Роман легко вскочил на коня, поехал рядом с Гваем.
Боярич был, конечно же, доволен, что человек, на которого он чуть не молился, будет ночевать в его доме. Но то, что Роман сказал об отце, неприятно укололо самолюбие, и он, желая как-то загладить, стряхнуть с души неприятное чувство, набросился на своего холопа:
— Гнездило, почему отстаешь, плетешься, как мокрая курица? Смотри, дождешься кнута!
Гнездило уже давно привык к неожиданным вспышкам гнева у своего хозяина, поэтому его угрозу выслушал спокойно. «Пусть покричит, — рассуждал конюший. — Крик не кнут, от него кожа не чешется».
Да счастливый Гвай скоро и забыл про холопа. Он ехал стремя в стремя с Романом, и сердце у него радостно екало, как оно екает у зайчонка, впервые выбежавшего из-под отцовского куста в бескрайнее поле. Как он любил сейчас Романа! Старший товарищ-единомышленник представлялся ему Александром Македонским. Бегите в свои пустыни, персы! Дрожи, Индия! Идет на вас могучий, непобедимый Александр, царь царей, и рядом с ним его отважный оруженосец. «Все отдам за Романа, — расчувствовался и вознесся мыслями боярич. — Брашно [16] свое и жизнь свою. Славу вместе с ним великую добуду!»

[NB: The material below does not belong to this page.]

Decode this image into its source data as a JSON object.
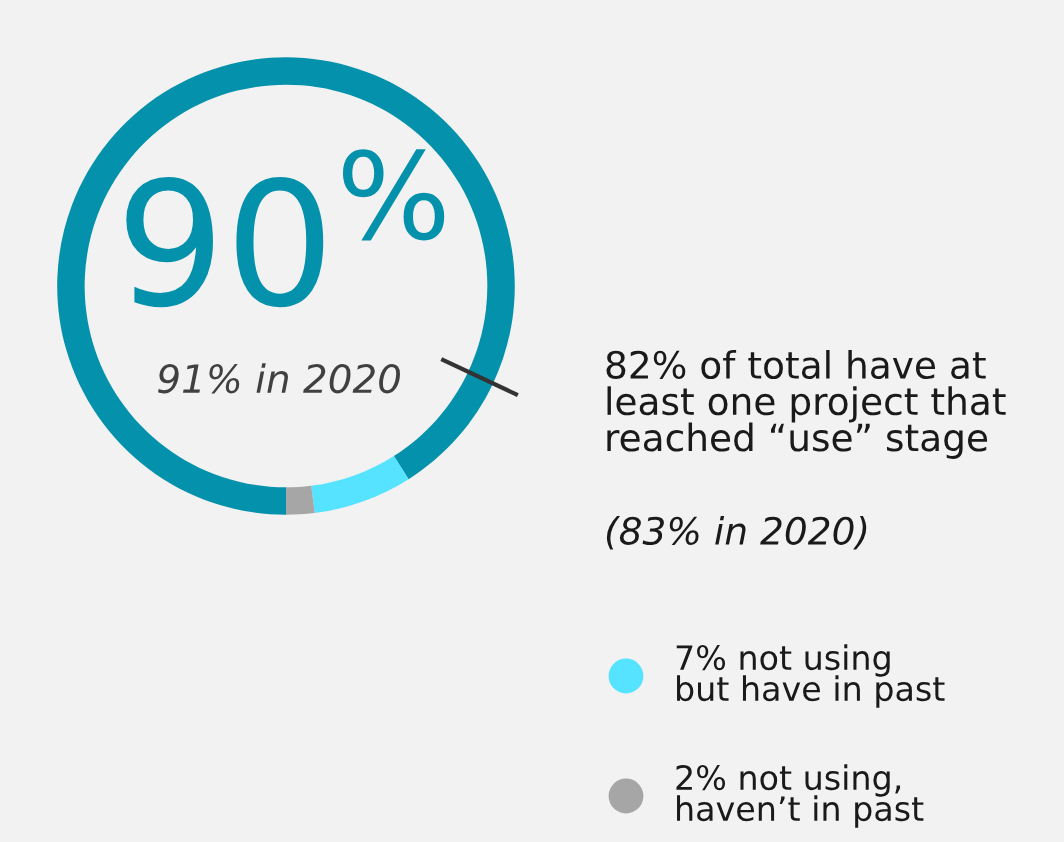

А сам Роман тем временем был занят самыми будничными, самыми земными заботами. Ему, бывшему старшему дружиннику князя Всеслава, за последний солнцеворот столько довелось пережить, перетерпеть… На Немиге его ранили копьем в левое плечо. Долго лечился всякими травами, а когда встал на ноги, Всеслава уже здесь не было, его повезли в Киев, в поруб, и дружины княжеской тоже не было. Рухнул мир, прежде такой привычный, такой устойчивый и понятный. Раньше князь был пчелиной маткой, а они, дружинники, неутомимыми пчелами. По седмице с седел не слезали, Полоцку и князю славу добывали. Куда только не заносили их кони боевые! До Новгорода и Смоленска, до реки Наровы, где в темных пущах живут ятвяги, до Варяжского моря, куда тащит на своих плечах весенние льдины Двина… Разбили, полонили Всеслава, и не к кому теперь голову преклонить. Не сохой или гончарным кругом, а мечом привык добывать свой хлеб Роман. Меч остался, вот он, тяжело висит на левом бедре. Только нет того, кому этот меч хочет верно служить, нет князя Всеслава, а в Полоцке сидит Мстислав. Вотчиной Рогволодовых внуков владеют Ярославичи.